De fato, algumas das melhores brincadeiras introduziram os prêmios técnicos (Julia Louis-Dreyfus apresentando para figurinos: “Todos os anos, o Oscar de figurino é apresentado pela atriz mais estilosa e moderna de Hollywood.” Elizabeth Banks para efeitos visuais: “Sem efeitos visuais, ‘Cocaine Bear’” – um filme que ela dirigiu – “teria sido algum ator em uma fantasia de urso, provavelmente sob efeito de cocaína.”). Foi também uma noite particularmente repleta de estrelas para números musicais, cada um com sua própria estrutura visual. Rihanna, David Byrne e Lady Gaga (em close-up extremo) se apresentaram, e a vencedora da música original, “Naatu Naatu”, de “RRR”, colocou Telugu no palco.
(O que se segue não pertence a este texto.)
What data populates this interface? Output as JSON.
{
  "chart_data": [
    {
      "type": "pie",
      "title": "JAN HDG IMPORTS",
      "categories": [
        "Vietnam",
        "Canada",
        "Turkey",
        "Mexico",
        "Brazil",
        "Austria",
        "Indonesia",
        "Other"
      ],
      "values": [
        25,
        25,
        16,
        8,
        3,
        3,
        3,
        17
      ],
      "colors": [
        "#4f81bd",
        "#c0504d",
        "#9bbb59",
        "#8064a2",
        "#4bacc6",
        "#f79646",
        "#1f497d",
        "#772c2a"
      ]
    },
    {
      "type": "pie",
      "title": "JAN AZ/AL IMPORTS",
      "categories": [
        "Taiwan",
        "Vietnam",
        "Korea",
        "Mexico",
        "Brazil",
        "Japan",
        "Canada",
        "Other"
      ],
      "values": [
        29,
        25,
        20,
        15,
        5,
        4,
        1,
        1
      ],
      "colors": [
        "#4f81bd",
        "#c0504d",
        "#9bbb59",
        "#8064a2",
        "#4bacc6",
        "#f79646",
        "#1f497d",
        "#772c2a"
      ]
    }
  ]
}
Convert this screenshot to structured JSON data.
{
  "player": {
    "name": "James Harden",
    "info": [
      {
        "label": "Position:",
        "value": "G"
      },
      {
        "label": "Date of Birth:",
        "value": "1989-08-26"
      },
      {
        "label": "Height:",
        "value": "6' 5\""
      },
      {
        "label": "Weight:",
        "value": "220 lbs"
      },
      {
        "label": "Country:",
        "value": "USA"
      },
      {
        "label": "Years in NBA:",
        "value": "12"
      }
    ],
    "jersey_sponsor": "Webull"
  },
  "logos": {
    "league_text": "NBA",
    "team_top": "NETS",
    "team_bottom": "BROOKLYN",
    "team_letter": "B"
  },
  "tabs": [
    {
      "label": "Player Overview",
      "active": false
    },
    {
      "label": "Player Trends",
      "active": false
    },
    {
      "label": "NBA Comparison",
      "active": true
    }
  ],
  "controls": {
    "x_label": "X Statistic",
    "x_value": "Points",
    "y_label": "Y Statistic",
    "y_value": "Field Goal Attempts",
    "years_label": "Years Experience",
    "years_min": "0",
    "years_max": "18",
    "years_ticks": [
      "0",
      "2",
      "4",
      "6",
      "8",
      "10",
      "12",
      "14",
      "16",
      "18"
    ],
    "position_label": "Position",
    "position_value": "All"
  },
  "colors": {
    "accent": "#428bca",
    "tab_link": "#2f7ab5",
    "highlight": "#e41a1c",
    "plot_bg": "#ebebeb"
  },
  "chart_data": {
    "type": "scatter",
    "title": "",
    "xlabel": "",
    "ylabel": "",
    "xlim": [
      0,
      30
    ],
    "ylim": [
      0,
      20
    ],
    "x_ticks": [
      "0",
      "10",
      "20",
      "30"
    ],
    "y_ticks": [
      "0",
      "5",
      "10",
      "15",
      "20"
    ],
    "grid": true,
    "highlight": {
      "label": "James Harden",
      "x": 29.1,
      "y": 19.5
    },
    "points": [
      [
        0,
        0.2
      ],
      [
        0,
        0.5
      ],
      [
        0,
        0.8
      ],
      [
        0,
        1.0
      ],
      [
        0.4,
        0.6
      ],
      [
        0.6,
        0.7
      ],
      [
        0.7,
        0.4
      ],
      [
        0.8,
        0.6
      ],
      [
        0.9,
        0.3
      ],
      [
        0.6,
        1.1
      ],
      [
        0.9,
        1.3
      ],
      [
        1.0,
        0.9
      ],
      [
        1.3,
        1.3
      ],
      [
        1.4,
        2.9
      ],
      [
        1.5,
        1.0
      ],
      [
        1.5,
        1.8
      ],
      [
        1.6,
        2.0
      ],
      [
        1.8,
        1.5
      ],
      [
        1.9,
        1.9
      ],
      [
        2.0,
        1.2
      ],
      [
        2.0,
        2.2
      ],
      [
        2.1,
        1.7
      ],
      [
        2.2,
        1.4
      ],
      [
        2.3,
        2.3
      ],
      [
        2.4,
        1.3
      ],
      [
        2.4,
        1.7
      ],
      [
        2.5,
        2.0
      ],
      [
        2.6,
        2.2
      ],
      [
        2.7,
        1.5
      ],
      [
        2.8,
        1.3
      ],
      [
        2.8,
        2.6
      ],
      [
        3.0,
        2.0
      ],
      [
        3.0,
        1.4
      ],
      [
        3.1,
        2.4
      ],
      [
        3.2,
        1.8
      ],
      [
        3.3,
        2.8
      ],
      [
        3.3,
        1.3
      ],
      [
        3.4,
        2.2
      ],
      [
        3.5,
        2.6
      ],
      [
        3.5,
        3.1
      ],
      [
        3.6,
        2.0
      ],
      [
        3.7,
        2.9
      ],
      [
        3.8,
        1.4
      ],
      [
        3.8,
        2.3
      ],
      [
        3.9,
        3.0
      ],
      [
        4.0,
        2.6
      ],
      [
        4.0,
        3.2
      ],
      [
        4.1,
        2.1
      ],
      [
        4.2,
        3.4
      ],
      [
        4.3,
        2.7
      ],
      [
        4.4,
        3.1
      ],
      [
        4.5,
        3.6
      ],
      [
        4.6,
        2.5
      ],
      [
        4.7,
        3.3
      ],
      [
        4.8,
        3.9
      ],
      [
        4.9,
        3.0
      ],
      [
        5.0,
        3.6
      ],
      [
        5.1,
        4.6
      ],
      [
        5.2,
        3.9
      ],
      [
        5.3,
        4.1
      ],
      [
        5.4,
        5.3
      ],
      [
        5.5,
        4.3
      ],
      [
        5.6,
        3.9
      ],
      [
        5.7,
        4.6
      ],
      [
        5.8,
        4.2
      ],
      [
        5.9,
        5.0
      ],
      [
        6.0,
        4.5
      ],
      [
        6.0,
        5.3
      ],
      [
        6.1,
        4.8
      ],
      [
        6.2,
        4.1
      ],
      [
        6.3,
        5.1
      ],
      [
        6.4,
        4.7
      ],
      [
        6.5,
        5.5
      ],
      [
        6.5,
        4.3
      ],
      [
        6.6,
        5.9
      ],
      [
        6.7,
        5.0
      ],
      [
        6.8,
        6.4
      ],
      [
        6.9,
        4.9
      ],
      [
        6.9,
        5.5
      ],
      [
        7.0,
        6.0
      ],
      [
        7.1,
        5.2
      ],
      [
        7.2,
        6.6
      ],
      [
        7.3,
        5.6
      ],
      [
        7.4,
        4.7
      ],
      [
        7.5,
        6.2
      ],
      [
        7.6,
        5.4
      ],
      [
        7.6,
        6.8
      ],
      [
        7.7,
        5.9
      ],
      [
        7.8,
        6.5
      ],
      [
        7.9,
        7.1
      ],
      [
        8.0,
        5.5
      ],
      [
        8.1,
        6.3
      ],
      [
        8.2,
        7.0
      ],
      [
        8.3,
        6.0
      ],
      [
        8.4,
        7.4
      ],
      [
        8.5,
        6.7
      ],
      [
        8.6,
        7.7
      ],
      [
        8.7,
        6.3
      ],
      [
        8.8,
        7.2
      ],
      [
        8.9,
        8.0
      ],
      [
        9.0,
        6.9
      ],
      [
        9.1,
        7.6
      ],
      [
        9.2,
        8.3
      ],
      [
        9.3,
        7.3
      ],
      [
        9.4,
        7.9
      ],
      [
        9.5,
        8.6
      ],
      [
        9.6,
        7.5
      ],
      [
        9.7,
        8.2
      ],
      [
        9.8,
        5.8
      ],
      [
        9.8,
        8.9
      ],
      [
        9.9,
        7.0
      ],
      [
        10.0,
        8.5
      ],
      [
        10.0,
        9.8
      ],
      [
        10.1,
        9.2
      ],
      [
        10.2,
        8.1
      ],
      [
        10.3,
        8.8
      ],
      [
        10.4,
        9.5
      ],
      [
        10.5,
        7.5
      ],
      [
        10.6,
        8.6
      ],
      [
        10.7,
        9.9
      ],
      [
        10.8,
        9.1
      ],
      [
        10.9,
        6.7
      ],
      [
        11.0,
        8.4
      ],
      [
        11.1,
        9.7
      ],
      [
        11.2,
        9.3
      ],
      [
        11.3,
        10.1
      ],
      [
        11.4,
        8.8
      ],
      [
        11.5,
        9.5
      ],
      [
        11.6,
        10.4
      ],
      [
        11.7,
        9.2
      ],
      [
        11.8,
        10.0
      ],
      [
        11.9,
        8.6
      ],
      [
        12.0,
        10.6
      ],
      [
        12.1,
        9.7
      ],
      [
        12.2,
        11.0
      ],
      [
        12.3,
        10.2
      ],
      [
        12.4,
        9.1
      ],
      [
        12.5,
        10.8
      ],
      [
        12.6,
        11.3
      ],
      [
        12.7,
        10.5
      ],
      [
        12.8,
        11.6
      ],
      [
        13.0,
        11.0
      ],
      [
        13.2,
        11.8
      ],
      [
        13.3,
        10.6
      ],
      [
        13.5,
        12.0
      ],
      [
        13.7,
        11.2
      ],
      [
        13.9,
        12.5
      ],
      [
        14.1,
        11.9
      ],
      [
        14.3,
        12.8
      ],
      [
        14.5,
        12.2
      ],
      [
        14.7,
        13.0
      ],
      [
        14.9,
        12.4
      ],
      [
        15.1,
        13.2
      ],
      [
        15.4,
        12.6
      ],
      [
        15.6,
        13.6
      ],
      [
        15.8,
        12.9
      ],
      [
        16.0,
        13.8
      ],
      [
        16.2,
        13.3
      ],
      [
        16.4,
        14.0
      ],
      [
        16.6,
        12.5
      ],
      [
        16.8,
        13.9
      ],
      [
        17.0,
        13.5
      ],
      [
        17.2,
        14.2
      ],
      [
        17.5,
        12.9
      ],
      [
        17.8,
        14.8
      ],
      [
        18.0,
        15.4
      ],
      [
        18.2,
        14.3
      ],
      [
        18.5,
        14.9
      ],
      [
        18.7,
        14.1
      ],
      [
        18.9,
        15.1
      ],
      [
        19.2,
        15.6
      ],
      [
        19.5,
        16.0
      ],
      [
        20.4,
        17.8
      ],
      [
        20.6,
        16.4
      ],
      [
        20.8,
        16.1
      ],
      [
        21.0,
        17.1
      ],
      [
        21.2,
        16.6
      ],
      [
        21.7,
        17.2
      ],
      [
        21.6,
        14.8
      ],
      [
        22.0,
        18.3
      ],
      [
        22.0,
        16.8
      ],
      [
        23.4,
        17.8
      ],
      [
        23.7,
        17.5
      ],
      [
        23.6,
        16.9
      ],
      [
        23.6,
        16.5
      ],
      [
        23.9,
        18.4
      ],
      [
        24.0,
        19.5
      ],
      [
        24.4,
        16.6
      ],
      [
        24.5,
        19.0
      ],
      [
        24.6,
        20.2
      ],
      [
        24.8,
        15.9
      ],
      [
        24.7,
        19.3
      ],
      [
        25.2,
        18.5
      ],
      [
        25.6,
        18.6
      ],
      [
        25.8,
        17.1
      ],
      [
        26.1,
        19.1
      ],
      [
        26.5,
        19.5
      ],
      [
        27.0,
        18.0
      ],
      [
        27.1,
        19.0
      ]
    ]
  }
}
Como a academia e a indústria estavam enfrentando um momento relativamente livre de hashtags em relação a questões de diversidade, desigualdade e assédio, houve uma falta de pudor na apresentação. A política também foi reduzida ao mínimo. (Uma proposta do presidente ucraniano Volodymyr Zelensky para aparecer foi recusada, novamente.) Além de algumas piadas de Kimmel – “Os editores podem transformar 44.000 horas de filmagens violentas de insurreição em um tour respeitoso pelo Capitólio”, uma piada de George Santos — tais observações foram relevantes para os prêmios e premiados, inclusive para o documentário “Navalny”, sobre o dissidente russo, e o curta “The Elephant Whisperer”, com seus temas de cooperação interespécies e vida indígena.
Sarah Polley, que ganhou o prêmio de roteiro adaptado por “Women Talking”, descreveu seu tema como “um ato de democracia em que pessoas que não concordam em todas as questões conseguem sentar-se juntas em uma sala e abrir um caminho juntos sem violência.” O co-diretor de “Everything Everywhere All at Once”, Daniel Scheinert, mencionou vestir-se como travesti, “o que não é uma ameaça para ninguém”, e a vencedora da atriz principal, Michelle Yeoh, proclamou: “Senhoras, não deixem ninguém dizer que vocês já passaram do seu auge. .”
Ao colocar um monte de estrelas em trajes extravagantes em uma sala, as premiações representam a última ilusão remanescente de que Hollywood constitui uma comunidade real. Talvez seja por isso que continuamos a assiná-los, ainda que em números notoriamente decrescentes.
Mesmo sabendo de antemão que a cerimônia em si provavelmente ficará em algum lugar entre Melhor do que o esperado e Pior do que o imaginado, apresentar esse show pode ser a tarefa mais ingrata de Hollywood, e muitos milhões terão dado 3 horas e meia de uma noite de domingo para assisti-lo.
“Agora nos juntamos ao ‘Good Morning America’, já em andamento”, disse Kimmel no final, depois que “Everything Everywhere” levou a melhor foto. Não foi uma festa ruim, ao todo.